Sekhar L N, Tzortzidis F N, Bejjani G K, Schessel D A
Department of Neurological Surgery, George Washington University Medical Center, Washington, DC 20037, USA.
J Neurosurg. 1997 Jun;86(6):1036-41. doi: 10.3171/jns.1997.86.6.1036.
Glomus jugulare tumors always invade the jugular bulb and sigmoid sinus, making it difficult to resect these tumors totally without sacrificing the involved sinus. Although the sinus can be sacrificed safely in most patients, a few patients will have serious consequences. Reconstruction of the jugular bulb using a saphenous vein graft may enable tumor resection in these patients without complications. The authors describe two cases of saphenous vein grafting used to bypass the sigmoid sinus. The first case is that of a 61-year-old man with a glomus jugulare tumor that invaded the dominant sigmoid sinus, which was poorly collateralized. Temporary occlusion of the sinus during surgery caused a 15-mm Hg increase in intrasinus pressure, without brain swelling or changes in evoked potentials. A saphenous vein graft was used to bypass the sigmoid sinus and jugular bulb and to allow for total tumor removal. The patient had a good outcome. The second case is that of a 41-year-old man with a left glomus jugulare tumor and another smaller tumor on the opposite, dominant sinus. The left glomus jugulare tumor was resected via a two-stage procedure. A saphenous vein graft was used to reconstruct the left sigmoid sinus because of the presence of contralateral disease, with the potential for bilateral sigmoid sinus occlusion. An evaluation of the venous collateral circulation during jugular foramen surgery and the prevention of complications are also discussed.

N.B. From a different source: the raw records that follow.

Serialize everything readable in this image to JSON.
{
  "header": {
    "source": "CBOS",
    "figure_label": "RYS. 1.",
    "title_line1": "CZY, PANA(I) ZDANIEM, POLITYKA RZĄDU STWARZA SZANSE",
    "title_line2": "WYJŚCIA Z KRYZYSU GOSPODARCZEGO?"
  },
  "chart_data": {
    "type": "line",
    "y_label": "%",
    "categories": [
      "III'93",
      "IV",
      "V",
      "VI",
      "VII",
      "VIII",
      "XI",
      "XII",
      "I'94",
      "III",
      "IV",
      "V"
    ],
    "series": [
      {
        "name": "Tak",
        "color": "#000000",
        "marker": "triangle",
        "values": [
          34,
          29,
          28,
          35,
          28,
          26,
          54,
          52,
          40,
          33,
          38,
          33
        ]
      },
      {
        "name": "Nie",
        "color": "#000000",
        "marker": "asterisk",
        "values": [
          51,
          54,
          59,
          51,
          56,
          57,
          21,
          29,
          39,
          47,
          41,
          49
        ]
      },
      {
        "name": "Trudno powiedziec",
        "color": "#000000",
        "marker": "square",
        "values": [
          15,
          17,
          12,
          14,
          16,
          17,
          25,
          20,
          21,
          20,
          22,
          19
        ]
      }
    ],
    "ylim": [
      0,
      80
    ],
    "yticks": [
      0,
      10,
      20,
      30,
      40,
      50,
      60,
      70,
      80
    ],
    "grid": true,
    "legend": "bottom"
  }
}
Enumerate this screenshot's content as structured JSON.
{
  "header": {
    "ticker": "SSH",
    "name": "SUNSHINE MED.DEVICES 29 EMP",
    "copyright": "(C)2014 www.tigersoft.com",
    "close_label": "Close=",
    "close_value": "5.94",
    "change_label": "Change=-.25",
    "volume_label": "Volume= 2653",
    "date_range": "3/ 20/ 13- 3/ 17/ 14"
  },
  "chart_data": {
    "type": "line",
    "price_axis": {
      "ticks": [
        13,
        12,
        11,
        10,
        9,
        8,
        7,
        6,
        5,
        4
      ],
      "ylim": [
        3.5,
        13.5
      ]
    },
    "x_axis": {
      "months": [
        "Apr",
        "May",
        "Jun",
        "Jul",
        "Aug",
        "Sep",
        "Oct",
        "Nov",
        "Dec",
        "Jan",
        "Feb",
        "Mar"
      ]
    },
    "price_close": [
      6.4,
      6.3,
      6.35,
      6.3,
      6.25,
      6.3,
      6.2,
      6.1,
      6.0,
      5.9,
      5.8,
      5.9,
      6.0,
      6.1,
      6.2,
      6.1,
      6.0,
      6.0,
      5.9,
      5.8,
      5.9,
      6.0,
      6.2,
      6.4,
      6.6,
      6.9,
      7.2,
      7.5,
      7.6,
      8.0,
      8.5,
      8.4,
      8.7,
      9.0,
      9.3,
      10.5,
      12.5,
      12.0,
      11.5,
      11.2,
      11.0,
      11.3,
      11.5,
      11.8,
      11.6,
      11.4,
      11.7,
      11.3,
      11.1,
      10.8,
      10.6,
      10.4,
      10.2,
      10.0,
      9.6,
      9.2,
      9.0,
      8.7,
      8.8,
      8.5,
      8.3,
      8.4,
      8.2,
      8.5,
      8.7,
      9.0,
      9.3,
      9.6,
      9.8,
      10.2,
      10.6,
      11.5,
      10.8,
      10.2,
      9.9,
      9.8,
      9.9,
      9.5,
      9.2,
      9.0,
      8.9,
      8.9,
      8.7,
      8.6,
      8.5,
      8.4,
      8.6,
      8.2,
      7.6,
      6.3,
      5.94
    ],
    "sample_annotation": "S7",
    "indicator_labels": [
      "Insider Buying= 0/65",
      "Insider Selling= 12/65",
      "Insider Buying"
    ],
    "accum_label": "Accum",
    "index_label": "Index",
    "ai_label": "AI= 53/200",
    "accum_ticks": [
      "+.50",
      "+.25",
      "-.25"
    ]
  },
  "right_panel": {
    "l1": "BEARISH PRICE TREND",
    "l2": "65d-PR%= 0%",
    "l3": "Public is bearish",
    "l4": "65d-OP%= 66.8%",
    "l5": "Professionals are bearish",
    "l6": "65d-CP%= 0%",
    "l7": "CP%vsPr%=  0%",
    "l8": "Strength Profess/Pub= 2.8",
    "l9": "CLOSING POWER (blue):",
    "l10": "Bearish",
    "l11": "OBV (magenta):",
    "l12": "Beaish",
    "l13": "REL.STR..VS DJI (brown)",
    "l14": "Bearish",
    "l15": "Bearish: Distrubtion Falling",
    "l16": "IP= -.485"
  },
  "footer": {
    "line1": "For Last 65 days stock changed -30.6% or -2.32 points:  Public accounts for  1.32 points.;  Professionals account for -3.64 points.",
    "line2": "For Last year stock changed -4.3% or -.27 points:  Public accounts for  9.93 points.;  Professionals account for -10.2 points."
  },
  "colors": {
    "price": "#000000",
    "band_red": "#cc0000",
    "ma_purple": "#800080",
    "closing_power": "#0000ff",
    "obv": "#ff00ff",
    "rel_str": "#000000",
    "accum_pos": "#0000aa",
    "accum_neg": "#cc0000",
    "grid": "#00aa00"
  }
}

颈静脉球瘤总是侵犯颈静脉球和乙状窦,因此在不牺牲受累窦的情况下完全切除这些肿瘤很困难。尽管在大多数患者中可以安全地牺牲窦,但少数患者会出现严重后果。使用大隐静脉移植重建颈静脉球可能使这些患者能够切除肿瘤而不发生并发症。作者描述了两例使用大隐静脉移植绕过乙状窦的病例。第一例是一名61岁男性,患有侵犯优势乙状窦的颈静脉球瘤,该窦的侧支循环较差。手术期间临时阻断窦导致窦内压力升高15mmHg,无脑肿胀或诱发电位变化。使用大隐静脉移植绕过乙状窦和颈静脉球,以便完全切除肿瘤。患者预后良好。第二例是一名41岁男性,患有左侧颈静脉球瘤,对侧优势窦上还有另一个较小的肿瘤。左侧颈静脉球瘤通过两阶段手术切除。由于对侧存在病变,有双侧乙状窦闭塞的可能性,因此使用大隐静脉移植重建左侧乙状窦。还讨论了颈静脉孔手术期间静脉侧支循环的评估和并发症的预防。